A responsible climate policy must include a whole-of-government and whole-economy approach to reducing pollution.

In response to Prime Minister Scott Morrison’s promise of a $2bn top up for the Emissions Reduction Fund, to be renamed the Climate Solutions Fund, the Australian Conservation Foundation’s Climate Change & Clean Energy program manager, Gavan McFadzean, said:

“There are serious questions about the governance, effectiveness and value for money of the Emissions Reduction Fund that a new name won’t fix.

“Since coming to office in September 2013 the Coalition has made no progress in reducing Australia’s overall emissions, despite having the Emissions Reduction Fund, so it’s hard to see how continuing with the same methods will lead to a different result.

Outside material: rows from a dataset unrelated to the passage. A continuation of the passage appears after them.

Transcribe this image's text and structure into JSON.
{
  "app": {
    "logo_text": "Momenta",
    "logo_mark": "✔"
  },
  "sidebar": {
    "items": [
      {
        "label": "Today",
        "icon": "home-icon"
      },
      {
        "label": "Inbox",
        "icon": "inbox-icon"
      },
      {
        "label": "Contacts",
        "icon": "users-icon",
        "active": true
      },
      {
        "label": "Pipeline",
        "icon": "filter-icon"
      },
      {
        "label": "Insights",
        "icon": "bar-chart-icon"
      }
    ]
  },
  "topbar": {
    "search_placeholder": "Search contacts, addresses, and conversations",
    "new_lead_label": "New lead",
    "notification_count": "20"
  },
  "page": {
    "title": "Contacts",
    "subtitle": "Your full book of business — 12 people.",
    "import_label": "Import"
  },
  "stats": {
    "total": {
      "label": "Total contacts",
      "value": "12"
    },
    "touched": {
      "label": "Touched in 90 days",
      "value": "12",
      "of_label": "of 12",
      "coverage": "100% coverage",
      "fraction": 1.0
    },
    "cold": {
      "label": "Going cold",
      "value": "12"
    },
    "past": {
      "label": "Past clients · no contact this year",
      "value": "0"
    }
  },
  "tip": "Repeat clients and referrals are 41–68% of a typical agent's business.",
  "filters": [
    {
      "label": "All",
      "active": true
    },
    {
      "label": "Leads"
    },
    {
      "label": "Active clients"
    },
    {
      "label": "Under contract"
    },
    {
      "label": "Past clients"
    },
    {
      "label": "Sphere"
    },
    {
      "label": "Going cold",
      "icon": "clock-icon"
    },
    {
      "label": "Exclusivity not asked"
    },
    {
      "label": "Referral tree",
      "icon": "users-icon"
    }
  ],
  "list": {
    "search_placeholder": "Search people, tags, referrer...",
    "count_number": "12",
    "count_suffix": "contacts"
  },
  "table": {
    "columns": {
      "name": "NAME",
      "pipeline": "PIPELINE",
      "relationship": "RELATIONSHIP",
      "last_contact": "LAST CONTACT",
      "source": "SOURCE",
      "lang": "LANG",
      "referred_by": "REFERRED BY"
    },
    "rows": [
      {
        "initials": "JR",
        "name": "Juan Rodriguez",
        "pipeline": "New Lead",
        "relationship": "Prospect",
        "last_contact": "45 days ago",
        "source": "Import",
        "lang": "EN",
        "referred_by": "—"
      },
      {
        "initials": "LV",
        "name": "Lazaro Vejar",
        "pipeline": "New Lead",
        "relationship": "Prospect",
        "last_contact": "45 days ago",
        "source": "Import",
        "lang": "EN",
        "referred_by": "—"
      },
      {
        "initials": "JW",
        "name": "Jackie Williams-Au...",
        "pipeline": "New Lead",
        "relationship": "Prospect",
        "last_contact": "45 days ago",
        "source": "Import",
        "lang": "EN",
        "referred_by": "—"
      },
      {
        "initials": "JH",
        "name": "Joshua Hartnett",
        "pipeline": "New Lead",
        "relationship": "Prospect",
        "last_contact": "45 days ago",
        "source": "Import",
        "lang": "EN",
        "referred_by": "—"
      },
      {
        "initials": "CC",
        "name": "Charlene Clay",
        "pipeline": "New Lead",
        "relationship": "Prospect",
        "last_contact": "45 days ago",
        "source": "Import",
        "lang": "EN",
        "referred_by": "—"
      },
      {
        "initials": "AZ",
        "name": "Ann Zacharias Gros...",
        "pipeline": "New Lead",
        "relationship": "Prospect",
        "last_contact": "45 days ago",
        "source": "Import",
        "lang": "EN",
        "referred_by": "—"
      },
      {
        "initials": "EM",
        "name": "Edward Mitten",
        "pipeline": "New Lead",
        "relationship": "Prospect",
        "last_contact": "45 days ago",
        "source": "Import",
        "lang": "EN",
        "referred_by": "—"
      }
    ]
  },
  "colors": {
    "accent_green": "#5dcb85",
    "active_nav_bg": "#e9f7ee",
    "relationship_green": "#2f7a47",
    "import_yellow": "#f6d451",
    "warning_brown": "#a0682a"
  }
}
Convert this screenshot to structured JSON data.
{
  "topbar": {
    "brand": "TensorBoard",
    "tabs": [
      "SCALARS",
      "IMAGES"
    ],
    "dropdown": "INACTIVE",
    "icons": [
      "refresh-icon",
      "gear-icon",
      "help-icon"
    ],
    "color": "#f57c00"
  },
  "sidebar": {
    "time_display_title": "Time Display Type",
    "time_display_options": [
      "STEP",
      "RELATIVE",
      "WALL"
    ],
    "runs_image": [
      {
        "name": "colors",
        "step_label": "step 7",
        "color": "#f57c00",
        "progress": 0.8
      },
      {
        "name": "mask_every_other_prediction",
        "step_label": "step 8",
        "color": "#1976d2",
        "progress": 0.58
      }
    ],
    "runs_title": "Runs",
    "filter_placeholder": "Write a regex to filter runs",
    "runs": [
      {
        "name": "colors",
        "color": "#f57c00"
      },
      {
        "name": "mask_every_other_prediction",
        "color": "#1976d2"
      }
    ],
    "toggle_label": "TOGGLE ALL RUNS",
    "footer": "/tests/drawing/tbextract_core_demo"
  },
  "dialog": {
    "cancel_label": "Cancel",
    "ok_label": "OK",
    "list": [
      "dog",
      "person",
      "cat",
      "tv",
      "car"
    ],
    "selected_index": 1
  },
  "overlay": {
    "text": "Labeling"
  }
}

“A program like the Emissions Reduction Fund can usefully encourage farmers and other landowners to protect native forests and restore vegetation, but it does nothing to move the electricity sector away from burning coal and gas, so is not suitable to be Australia’s primary mechanism for tackling climate change.

“A responsible climate policy must include a whole-of-government and whole-economy approach to reducing pollution, but today’s announcement contains nothing about the energy sector, or transport, or agriculture, or major industry – nothing about cutting pollution from the most polluting parts of our economy.

“ACF looks forward to seeing more detail about the Morrison Government’s flagged new measure on energy efficiency and electric vehicles. Support for electric cars, alongside a firm commitment to a carbon pollution standard for all new light vehicles, is an important measure to reduce transport pollution, which remains on an upward trajectory. 

“Under the Government’s current policies the only way Australia could meet its weak target to cut pollution by 26-28 per cent on 2005 levels by 2030 would be through the dubious method of carrying over credits from the previous Kyoto period to meet Paris targets.

“While the Emissions Reduction Fund would be a useful additional climate policy to complement economy-wide pollution reduction measures, or a broader policy suite that reduces pollution from all the most polluting sectors of the economy, it is not suitable as our primary mechanism, especially while the Federal Government continues to facilitate new coal mines and considers using public money to fund new coal-fired power stations.”

A recent investigation revealed that Vales Point, one of Australia’s dirtiest coal plants, has registered with the Emissions Reduction Fund in a bid to get public money to pay for its equipment upgrades.